Y yo grité de terror ante ese susurro, y la sangre abandonó mi rostro: pero callé.
Entonces algo volvió a hablarme sin voz: «¡Lo sabes, Zaratustra, pero no lo dices!». –
Y yo respondí por fin, como un testarudo: «¡Sí, lo sé, pero no quiero decirlo!».
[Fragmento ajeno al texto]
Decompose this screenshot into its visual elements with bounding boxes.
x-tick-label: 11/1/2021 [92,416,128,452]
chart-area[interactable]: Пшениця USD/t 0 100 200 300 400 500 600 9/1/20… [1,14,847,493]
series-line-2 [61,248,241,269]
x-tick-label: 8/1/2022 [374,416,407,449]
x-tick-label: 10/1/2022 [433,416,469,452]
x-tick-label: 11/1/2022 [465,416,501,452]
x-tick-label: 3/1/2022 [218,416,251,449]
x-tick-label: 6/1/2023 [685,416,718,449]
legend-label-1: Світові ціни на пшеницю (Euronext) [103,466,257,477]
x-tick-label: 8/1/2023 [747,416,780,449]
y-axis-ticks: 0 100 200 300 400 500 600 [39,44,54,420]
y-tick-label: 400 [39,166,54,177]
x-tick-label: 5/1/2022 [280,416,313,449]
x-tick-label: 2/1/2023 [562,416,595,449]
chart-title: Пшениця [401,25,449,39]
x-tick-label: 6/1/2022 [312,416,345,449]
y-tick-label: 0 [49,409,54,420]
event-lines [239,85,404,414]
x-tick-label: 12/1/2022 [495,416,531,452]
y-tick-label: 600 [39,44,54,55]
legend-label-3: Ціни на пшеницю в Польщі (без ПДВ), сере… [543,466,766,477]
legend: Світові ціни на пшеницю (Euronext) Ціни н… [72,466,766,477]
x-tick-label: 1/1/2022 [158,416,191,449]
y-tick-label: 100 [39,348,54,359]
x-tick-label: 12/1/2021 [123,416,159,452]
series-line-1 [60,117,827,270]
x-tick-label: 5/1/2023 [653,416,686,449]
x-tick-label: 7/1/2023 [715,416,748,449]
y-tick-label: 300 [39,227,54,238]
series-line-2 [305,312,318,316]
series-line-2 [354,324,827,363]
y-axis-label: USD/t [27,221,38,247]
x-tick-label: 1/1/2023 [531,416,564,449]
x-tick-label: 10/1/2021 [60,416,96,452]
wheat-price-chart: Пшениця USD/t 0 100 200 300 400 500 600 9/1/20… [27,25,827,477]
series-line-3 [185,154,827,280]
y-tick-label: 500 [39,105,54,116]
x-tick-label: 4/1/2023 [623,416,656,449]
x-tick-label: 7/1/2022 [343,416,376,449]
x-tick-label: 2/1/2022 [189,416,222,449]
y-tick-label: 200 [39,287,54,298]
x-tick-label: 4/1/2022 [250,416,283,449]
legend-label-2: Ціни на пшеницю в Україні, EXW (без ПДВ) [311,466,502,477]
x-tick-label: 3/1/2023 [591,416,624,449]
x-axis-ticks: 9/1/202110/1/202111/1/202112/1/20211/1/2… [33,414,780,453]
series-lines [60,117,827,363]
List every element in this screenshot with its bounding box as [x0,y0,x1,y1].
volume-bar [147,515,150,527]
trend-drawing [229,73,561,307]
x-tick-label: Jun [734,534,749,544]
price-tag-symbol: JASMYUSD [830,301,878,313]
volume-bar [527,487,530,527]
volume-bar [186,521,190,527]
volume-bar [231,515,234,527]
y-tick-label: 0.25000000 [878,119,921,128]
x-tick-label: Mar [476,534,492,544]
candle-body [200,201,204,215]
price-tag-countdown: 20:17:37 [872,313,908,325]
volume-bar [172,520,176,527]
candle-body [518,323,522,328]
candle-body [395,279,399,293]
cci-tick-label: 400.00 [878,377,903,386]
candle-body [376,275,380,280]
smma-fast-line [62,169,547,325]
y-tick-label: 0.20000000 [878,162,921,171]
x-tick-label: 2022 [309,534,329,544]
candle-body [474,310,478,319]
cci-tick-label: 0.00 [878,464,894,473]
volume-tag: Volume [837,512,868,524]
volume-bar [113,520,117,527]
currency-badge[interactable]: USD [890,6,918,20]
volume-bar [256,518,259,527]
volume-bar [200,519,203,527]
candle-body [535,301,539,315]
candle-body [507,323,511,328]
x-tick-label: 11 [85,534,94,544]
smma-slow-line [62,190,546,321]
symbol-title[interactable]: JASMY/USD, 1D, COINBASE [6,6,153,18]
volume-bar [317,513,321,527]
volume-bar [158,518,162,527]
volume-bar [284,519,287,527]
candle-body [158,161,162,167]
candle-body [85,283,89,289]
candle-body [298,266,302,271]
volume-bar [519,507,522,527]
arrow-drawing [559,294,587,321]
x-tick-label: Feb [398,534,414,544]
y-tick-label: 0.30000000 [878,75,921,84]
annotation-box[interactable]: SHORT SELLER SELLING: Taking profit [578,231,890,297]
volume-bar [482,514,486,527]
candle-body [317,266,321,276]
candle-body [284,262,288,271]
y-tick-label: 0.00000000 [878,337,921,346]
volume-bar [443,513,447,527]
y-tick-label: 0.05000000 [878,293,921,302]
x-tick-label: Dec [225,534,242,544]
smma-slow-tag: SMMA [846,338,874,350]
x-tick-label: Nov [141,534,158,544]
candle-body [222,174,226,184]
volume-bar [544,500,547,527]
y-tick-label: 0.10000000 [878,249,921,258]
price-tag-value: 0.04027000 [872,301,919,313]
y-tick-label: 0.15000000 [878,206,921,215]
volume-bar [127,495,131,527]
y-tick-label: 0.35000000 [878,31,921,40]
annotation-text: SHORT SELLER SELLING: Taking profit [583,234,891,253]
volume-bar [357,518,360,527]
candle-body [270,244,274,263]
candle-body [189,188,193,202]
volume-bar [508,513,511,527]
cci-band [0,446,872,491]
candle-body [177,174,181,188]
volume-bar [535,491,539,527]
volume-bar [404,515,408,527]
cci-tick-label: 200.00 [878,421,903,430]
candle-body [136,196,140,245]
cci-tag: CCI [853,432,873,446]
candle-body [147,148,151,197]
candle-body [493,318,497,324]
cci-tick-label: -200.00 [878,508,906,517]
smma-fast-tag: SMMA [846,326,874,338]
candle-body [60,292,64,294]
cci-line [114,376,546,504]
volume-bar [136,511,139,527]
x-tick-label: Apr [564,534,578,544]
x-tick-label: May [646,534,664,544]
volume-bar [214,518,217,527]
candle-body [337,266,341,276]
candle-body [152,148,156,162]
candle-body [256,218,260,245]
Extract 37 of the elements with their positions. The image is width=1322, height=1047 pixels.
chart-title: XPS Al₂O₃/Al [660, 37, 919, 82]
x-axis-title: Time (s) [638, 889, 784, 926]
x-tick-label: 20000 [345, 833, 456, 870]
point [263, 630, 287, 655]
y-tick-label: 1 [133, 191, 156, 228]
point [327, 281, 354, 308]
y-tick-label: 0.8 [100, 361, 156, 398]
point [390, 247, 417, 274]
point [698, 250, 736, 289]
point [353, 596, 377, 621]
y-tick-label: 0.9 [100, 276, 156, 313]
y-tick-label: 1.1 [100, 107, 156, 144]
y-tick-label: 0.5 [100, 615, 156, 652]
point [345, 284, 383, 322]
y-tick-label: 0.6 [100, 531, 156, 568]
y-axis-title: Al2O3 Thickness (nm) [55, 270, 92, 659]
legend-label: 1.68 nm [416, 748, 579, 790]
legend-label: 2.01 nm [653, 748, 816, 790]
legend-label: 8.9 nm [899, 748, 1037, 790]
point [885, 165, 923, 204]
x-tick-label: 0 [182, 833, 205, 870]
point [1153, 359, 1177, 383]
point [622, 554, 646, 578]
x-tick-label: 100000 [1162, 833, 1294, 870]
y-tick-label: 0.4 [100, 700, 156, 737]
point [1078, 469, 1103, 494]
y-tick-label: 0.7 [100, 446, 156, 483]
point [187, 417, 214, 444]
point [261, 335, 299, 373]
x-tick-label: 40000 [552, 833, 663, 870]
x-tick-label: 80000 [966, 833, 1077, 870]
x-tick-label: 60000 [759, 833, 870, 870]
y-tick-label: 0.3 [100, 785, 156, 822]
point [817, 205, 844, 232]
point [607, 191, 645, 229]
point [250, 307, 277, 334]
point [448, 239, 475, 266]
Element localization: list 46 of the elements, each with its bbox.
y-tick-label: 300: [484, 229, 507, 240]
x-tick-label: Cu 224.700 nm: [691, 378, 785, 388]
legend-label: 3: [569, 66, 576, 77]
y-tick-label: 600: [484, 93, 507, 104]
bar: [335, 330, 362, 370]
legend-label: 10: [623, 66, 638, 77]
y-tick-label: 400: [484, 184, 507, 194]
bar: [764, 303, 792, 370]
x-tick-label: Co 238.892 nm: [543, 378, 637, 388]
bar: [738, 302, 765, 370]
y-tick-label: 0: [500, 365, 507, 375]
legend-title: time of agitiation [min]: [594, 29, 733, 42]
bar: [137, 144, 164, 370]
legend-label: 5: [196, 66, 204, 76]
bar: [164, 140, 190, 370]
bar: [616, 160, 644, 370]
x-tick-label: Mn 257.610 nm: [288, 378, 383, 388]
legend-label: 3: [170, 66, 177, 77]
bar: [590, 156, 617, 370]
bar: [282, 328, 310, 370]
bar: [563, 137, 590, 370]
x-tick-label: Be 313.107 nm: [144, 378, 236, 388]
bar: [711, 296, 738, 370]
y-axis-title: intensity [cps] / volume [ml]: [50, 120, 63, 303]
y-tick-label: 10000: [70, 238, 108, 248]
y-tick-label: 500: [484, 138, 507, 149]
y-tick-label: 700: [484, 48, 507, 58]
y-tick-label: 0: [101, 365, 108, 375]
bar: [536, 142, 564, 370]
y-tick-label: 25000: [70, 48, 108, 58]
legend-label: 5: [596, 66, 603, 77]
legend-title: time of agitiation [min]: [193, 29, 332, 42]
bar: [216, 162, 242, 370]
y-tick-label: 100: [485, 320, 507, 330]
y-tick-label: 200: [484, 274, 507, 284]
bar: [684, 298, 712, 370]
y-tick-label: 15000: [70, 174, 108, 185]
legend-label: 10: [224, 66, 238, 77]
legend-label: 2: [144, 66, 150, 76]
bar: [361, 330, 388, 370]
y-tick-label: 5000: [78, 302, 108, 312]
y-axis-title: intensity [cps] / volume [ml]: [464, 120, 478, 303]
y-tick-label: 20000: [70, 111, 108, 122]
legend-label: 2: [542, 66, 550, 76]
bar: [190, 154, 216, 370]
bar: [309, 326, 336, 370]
Entonces algo me habló de nuevo sin voz: «¿No quieres, Zaratustra? ¿Es eso verdad? ¡No te escondas en tu terquedad!». –
Y yo lloré y temblé como un niño, y dije: «¡Ay, lo querría, mas cómo poder! ¡Dispénsame de eso! ¡Está por encima de mis fuerzas!».
Entonces algo me habló de nuevo sin voz: «¡Qué importas tú, Zaratustra! ¡Di tu palabra y hazte pedazos!». –
Y yo respondí: «Ay, ¿es mi palabra? ¿Quién soy yo? Yo estoy aguardando a uno más digno; no soy siquiera digno de hacerme pedazos contra él»[271].
Entonces algo me habló de nuevo sin voz: «¿Qué importas tú? Para mí no eres aún bastante humilde. La humildad tiene la piel más dura de todas». –
Y yo respondí: «¡Qué cosas no ha soportado ya la piel de mi humildad! Yo habito al pie de mi altura: ¿cuál es la altura de mis cimas? Nadie me lo ha dicho todavía. Pero conozco bien mis valles».